The law signed in March by Gov. Andrew M. Cuomo creating a path to legalized recreational marijuana also gives opponents an opportunity to organize a ballot referendum with an up or down vote after local governments approve sales within their jurisdictions. But the law also provides a degree of cover for elected officials, who can simply let the Dec. 31 opt-out date go by without saying no. So the question is, should more places on the East End let the sale of recreational pot go ahead once the state develops new regulations for licensing, distribution, and even lounges for its enjoyment.
One of the arguments for doing so is monetary. The retail tax of about 12.6 percent on marijuana is to be divided among the state, county, and local governments. If a town votes against allowing sales it loses the chance at the extra revenue.
Recreational pot is already here, of course, and the instant it became legal to possess in New York, its availability skyrocketed. People who enjoy the high consume it in “edibles,” brought in from out of state, smoke it, or vape it in battery-powered devices.
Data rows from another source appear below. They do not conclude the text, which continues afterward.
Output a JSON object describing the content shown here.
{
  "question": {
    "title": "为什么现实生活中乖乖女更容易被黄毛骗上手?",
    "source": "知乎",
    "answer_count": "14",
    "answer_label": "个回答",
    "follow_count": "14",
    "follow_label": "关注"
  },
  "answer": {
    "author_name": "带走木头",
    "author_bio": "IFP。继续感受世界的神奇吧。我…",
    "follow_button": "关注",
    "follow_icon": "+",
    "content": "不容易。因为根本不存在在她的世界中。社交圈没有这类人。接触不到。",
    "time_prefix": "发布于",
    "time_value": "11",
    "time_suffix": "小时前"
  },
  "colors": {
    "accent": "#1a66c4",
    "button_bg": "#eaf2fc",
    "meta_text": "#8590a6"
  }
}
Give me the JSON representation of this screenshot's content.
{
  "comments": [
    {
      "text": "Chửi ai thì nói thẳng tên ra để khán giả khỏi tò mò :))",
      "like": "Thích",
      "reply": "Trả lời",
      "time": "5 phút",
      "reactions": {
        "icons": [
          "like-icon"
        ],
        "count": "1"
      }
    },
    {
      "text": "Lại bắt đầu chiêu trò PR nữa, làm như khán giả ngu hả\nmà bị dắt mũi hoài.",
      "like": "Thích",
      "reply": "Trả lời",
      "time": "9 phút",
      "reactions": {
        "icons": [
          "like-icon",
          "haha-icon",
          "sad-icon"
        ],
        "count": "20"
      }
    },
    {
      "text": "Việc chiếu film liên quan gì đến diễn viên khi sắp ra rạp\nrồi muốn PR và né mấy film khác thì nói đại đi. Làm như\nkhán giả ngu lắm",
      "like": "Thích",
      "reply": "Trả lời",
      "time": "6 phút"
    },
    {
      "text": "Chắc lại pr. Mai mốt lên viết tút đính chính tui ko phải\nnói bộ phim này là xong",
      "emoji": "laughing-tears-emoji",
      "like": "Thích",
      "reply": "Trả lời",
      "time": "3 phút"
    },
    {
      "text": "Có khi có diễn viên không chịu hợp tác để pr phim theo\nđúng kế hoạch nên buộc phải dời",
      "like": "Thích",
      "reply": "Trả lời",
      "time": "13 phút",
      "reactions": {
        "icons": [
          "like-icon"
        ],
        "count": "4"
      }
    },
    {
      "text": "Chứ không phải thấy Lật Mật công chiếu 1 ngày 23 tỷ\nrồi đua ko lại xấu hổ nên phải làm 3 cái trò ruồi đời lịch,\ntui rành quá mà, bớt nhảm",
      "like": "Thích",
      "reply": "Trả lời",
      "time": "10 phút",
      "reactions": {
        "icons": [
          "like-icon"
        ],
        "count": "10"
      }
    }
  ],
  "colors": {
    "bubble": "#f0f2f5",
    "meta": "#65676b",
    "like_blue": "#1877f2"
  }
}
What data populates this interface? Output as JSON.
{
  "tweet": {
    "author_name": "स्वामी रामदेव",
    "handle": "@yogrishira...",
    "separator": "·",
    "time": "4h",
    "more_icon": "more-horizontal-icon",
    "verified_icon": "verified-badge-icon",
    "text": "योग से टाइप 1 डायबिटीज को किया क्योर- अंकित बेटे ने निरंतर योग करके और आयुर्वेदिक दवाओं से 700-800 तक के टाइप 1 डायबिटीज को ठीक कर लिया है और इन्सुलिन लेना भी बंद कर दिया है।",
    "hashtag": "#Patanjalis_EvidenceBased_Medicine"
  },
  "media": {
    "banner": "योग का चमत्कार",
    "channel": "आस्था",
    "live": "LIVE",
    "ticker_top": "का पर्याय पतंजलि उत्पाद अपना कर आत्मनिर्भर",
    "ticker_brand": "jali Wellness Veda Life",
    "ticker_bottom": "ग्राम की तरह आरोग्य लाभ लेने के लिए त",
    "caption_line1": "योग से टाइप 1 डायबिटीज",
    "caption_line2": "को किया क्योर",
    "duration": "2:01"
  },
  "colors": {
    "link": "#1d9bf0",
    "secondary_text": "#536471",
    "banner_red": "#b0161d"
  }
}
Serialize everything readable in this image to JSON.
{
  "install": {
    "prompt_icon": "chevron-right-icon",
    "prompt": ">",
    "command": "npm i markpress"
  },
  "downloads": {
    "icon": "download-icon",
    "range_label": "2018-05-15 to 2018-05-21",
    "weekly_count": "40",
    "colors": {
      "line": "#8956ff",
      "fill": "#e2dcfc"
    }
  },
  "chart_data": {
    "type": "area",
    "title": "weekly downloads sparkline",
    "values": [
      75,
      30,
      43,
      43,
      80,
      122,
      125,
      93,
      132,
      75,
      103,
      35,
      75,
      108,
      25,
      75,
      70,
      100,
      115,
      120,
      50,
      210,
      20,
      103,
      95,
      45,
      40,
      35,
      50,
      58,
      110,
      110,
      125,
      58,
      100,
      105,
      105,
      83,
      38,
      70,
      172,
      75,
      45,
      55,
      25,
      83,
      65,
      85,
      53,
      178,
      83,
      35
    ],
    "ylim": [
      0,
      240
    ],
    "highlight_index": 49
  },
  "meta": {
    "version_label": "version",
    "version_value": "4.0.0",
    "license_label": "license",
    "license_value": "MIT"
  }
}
People who are already growing marijuana should be cautious, however; it remains against the law until a year and a half after the first retail shops open for business. Opting out does not mean that marijuana won’t be in any community — remote cannabis distributors could offer delivery to dispensaries or even individual buyers.
Given the tax revenue and the fact that pot is already here in a very big way, local governments should take a proactive stance. This should include protecting small-time growers by pushing Albany lawmakers to make the regulations more friendly to local entrepreneurs. It can also include zoning laws, limiting the size of marijuana fields so as to discourage big corporate growers from overpowering boutique growers.
Forget that we are talking about a mind-altering substance — the bottom line for officials is to support local business, keep money within their communities, and grab their share of the taxes.